A regra do jogo dependia fortemente de quem apitava. Se muda o regulador – a mídia – muda-se todo o cenário. Vai além de um novo jogo, mas outro campeonato, em alguns casos, outro tipo de esporte!
As forças conservadoras das corporações perdem força e passam a estar diante da necessidade imperiosa da mudança, porque o ambiente está mudando, os concorrentes, idem.
(Se isso não é totalmente visível em todos os setores, é por que tudo caminha como uma onda. Começaram os setores de tecnologia, de mídia e se espalha por todos os outros da sociedade. É esperar para alguém bater na porta.)
Por quê?
Está caindo a ficha para cada vez mais gente: grande parte da manutenção tradicionalista das organizações se dava e ainda se dá (cada vez menos) em torno do controle da comunicação, da informação e da relação entre os consumidores.

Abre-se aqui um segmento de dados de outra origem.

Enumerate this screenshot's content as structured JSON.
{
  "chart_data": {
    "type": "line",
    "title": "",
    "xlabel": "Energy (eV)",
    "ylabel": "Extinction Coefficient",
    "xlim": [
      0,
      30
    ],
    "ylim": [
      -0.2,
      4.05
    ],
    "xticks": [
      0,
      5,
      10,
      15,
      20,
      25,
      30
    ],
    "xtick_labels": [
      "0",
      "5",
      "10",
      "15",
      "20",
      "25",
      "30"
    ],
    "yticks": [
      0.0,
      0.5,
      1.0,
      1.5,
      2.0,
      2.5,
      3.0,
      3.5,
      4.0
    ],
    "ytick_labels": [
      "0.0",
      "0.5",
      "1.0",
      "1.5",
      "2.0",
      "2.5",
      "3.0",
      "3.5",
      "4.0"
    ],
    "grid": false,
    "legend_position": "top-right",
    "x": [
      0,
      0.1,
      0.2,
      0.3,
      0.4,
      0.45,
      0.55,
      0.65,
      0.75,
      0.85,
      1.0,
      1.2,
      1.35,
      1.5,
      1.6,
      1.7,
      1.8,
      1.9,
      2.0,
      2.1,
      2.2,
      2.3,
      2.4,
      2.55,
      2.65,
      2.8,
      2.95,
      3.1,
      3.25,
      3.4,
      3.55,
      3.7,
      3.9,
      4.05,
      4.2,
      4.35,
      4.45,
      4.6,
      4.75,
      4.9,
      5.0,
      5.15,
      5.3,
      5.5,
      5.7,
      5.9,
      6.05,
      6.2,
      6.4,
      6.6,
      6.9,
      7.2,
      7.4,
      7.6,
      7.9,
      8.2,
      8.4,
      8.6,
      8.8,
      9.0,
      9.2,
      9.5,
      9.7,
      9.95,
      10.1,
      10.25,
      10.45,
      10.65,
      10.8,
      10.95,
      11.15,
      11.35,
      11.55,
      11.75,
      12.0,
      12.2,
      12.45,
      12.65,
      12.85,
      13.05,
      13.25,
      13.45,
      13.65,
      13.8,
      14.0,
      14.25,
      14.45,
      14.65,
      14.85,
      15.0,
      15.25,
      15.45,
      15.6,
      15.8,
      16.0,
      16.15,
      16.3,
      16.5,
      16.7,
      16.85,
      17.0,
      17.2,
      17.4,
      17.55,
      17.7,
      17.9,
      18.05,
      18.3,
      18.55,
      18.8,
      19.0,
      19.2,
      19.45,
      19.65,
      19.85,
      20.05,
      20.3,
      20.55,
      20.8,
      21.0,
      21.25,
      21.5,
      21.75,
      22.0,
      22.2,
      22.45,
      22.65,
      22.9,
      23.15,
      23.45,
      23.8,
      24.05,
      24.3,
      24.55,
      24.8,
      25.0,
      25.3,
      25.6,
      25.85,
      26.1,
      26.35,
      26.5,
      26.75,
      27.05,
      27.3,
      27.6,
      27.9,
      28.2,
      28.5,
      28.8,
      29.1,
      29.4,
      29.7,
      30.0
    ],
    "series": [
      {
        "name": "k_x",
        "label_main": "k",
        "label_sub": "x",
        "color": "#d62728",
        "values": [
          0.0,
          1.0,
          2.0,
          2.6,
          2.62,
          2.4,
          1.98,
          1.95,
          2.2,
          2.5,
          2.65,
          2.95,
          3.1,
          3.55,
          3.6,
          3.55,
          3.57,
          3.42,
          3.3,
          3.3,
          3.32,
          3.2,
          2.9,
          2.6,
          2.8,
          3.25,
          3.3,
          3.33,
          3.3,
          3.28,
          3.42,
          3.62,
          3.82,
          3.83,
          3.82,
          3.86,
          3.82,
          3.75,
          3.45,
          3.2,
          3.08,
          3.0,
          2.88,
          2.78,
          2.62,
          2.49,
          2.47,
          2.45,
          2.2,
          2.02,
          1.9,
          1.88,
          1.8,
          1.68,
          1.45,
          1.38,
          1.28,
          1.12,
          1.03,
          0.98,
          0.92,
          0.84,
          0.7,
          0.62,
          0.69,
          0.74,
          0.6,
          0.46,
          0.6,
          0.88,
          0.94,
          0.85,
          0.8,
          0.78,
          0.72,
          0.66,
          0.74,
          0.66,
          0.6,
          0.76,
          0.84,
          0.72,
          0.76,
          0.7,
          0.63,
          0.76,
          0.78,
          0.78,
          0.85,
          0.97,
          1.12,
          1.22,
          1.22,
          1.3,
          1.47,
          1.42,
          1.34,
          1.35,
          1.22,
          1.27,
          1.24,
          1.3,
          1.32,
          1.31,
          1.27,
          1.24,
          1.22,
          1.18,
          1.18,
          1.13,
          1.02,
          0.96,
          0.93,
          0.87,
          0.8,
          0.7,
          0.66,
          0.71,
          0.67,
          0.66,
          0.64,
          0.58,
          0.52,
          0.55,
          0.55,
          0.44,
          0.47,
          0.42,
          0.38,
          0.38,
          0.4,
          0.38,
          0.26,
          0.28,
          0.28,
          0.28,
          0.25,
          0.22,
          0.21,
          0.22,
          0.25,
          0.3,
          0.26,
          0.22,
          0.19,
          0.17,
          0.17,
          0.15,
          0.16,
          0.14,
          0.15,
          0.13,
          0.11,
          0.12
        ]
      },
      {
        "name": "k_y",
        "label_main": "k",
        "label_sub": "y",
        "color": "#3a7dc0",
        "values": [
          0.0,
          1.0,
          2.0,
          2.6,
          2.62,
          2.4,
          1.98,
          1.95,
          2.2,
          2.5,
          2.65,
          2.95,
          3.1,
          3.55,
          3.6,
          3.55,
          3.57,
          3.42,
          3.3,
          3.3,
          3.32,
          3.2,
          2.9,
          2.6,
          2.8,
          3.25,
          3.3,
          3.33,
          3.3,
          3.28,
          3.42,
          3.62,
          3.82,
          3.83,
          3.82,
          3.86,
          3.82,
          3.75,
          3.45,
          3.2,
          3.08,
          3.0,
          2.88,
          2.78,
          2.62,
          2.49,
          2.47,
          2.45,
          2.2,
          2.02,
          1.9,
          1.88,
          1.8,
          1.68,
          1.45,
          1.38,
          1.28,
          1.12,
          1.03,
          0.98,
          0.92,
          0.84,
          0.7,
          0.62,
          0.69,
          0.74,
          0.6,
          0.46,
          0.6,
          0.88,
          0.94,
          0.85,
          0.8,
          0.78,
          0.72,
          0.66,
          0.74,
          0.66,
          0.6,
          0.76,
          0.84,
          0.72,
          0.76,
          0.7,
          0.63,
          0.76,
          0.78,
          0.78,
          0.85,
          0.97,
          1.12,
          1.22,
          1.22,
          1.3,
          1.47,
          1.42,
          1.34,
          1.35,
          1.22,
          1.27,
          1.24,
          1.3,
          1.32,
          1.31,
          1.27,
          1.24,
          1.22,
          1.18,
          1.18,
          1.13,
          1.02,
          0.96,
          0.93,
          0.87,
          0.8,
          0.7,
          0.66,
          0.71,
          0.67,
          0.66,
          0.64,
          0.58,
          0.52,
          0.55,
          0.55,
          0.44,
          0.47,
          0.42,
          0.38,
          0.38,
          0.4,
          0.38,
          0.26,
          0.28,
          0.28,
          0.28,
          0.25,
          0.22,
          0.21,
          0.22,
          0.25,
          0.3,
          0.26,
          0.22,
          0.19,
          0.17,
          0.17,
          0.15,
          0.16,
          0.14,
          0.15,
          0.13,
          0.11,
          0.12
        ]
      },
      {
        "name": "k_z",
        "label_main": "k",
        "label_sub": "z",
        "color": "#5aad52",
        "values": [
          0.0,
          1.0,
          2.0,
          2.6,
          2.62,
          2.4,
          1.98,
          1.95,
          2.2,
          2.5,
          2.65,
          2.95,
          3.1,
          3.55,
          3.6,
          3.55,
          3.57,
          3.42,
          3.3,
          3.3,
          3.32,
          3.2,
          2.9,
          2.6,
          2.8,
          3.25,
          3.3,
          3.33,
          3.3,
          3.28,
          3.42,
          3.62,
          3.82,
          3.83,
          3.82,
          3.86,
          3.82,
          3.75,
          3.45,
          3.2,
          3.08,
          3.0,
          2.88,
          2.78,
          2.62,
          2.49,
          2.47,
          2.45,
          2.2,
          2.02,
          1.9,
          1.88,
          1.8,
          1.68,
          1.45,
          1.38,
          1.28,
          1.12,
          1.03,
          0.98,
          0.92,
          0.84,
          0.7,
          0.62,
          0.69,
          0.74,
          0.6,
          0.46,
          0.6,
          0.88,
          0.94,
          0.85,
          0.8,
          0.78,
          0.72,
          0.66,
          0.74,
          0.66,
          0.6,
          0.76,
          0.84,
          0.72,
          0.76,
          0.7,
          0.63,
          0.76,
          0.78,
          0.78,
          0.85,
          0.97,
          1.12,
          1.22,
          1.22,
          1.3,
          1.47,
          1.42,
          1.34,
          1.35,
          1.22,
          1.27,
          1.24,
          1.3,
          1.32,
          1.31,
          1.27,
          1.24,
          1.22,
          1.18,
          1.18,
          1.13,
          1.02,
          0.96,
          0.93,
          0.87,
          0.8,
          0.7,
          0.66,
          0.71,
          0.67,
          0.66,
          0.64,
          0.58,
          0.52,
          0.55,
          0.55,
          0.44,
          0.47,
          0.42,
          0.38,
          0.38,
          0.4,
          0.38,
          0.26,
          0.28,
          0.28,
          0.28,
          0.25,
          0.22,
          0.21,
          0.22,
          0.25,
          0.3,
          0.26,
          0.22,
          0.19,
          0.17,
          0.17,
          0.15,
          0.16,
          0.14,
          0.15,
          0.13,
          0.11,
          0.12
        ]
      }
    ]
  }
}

Esses aceitam uma empresa com pouco valor por falta de opção dos concorrentes, por falta de informação, por falta de articulação entre os pares para reclamar e mudar o quadro e por falta de comunicação para poder dizer o que realmente pensa e sente.
O cliente sempre teve razão, se essa fosse a mesma do acionista, certo?
A balança da não mudança para as forças tradicionalistas começa a ter que mudar. E é esse o dilema da atual sociedade.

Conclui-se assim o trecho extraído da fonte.